AN TAGEN WIE DIESEN… APRIL 2019

Wir schreiben das Jahr 2004. Auf der fünften Etappe der Tour de France von Amiens nach Chartres entdeckte die Radsportgemeinde damals einen jungen Franzosen namens Thomas Vöckler. In der fünfköpfigen Spitzengruppe gelang es ihm, dem damals Führenden Lance Armstrong 12 Minuten und 33 Sekunden abzunehmen und so das Gelbe Trikot des Gesamtführenden zu erobern. Er war für seine offensive Fahrweise bekannt und sollte sich noch als Spezialist für Ausreißversuche profilieren. Er war die Drama-Queen in einem Peloton voller berechnender Taktiker.

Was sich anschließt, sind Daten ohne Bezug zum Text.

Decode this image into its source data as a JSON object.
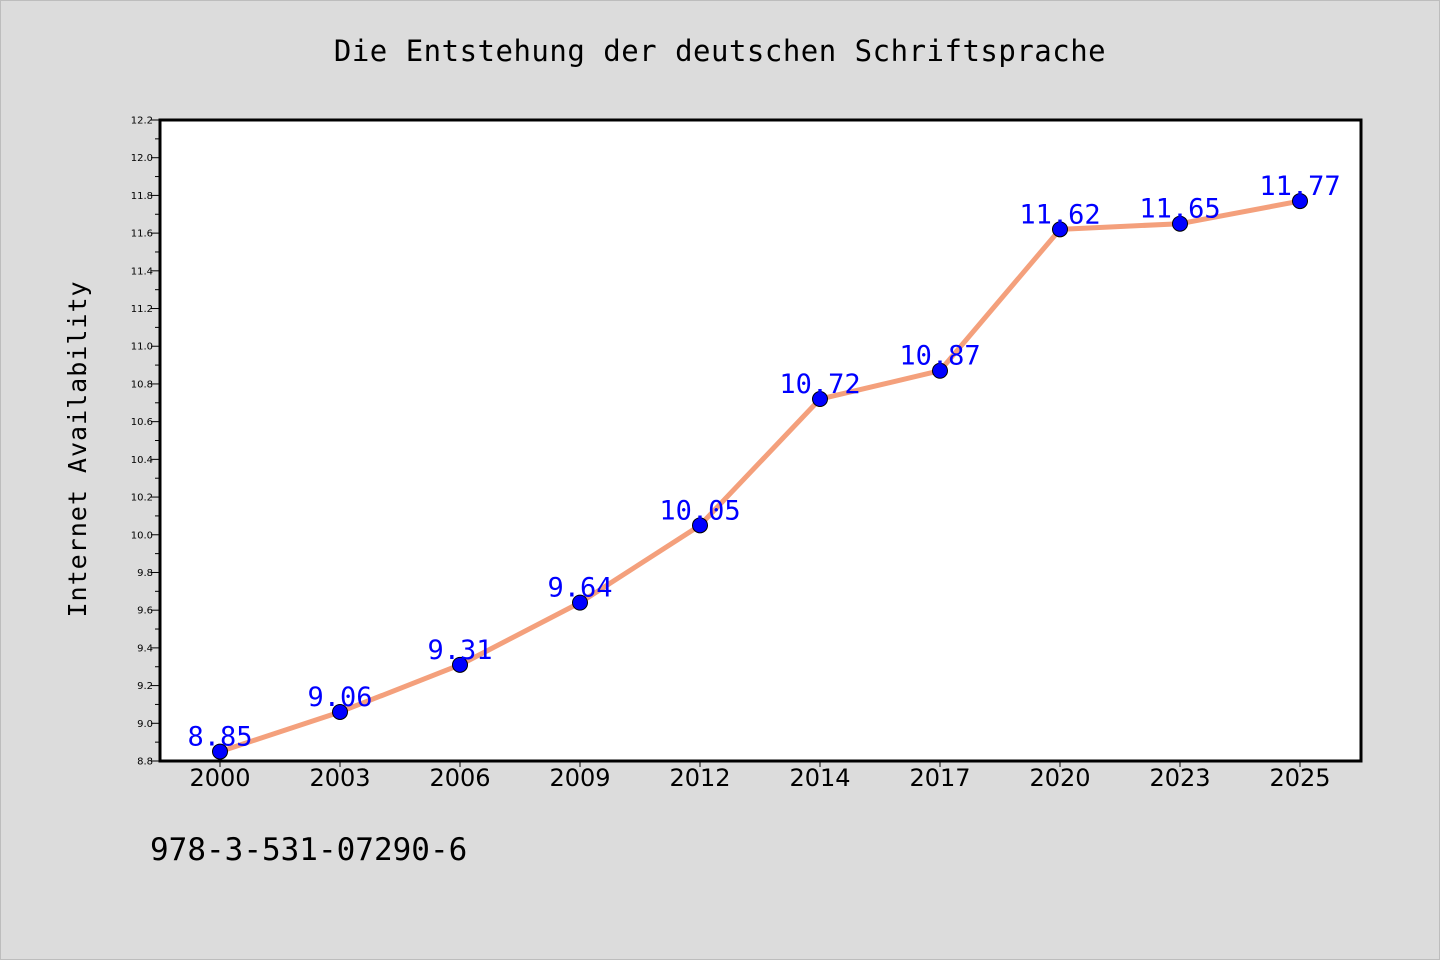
{
  "chart_data": {
    "type": "line",
    "title": "Die Entstehung der deutschen Schriftsprache",
    "xlabel": "",
    "ylabel": "Internet Availability",
    "categories": [
      "2000",
      "2003",
      "2006",
      "2009",
      "2012",
      "2014",
      "2017",
      "2020",
      "2023",
      "2025"
    ],
    "series": [
      {
        "values": [
          8.85,
          9.06,
          9.31,
          9.64,
          10.05,
          10.72,
          10.87,
          11.62,
          11.65,
          11.77
        ],
        "labels": [
          "8.85",
          "9.06",
          "9.31",
          "9.64",
          "10.05",
          "10.72",
          "10.87",
          "11.62",
          "11.65",
          "11.77"
        ],
        "line_color": "#f4a07c",
        "marker_color": "#0000ff",
        "label_color": "#0000ff"
      }
    ],
    "ylim": [
      8.8,
      12.2
    ],
    "yticks": [
      "8.8",
      "9.0",
      "9.2",
      "9.4",
      "9.6",
      "9.8",
      "10.0",
      "10.2",
      "10.4",
      "10.6",
      "10.8",
      "11.0",
      "11.2",
      "11.4",
      "11.6",
      "11.8",
      "12.0",
      "12.2"
    ],
    "grid": false,
    "legend": "none"
  },
  "footer": {
    "isbn": "978-3-531-07290-6"
  }
}
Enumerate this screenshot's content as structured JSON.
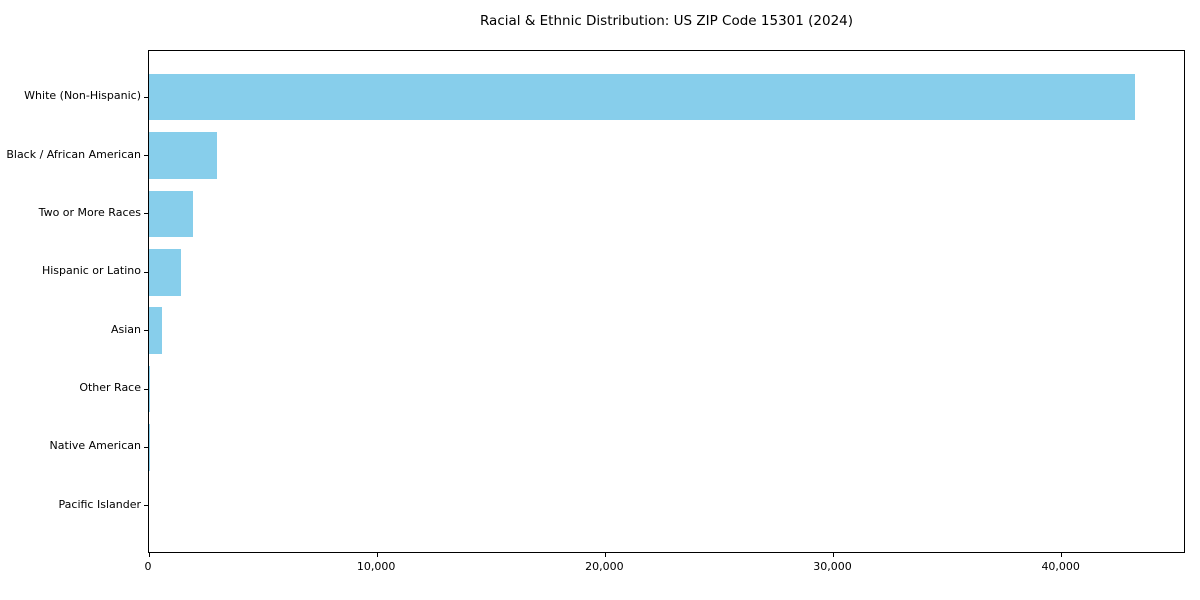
{
  "chart_data": {
    "type": "bar",
    "orientation": "horizontal",
    "title": "Racial & Ethnic Distribution: US ZIP Code 15301 (2024)",
    "categories": [
      "White (Non-Hispanic)",
      "Black / African American",
      "Two or More Races",
      "Hispanic or Latino",
      "Asian",
      "Other Race",
      "Native American",
      "Pacific Islander"
    ],
    "values": [
      43200,
      3000,
      1950,
      1400,
      590,
      10,
      5,
      2
    ],
    "xlabel": "",
    "ylabel": "",
    "xlim": [
      0,
      45360
    ],
    "x_ticks": [
      0,
      10000,
      20000,
      30000,
      40000
    ],
    "x_tick_labels": [
      "0",
      "10,000",
      "20,000",
      "30,000",
      "40,000"
    ],
    "bar_color": "#87CEEB",
    "bar_height_fraction": 0.8,
    "axis_margin_fraction": 0.05,
    "grid": false,
    "legend": null,
    "colors": {
      "spine": "#000000",
      "text": "#000000",
      "background": "#ffffff"
    }
  }
}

Und er war ein Mann des Gefühls. Leistungsmesser verachtete er und sie wurden höchstens mit einer abweisenden Handbewegung ausgeschlagen.

Kritiker behaupten, mit etwas mehr Interesse an den wissenschaftlichen Methoden, Statistiken und Leistungsdaten hätte er vielleicht etwas mehr Rennen gewonnen.

Es gibt wahrscheinlich viele Unterschiede zwischen Thomas Voeckler und mir. Weder trug ich jemals das Gelbe Trikot des Gesamtführenden noch wurde ich in Frankreich als Nationalheld gefeiert. Aber doch lässt sich auch hier eine Gemeinsamkeit zwischen uns finden.

Ich fahre ebenfalls rein nach meinem Gespür. Ich habe keinen Powermeter und meine Kadenz und mein Herzschlag sind nur eine grobe Vermutung. Und ich weiß nicht, in welcher Zone ich fahre. Ich möchte einfach nur schnell fahren, aber ich möchte es eben „fühlen“.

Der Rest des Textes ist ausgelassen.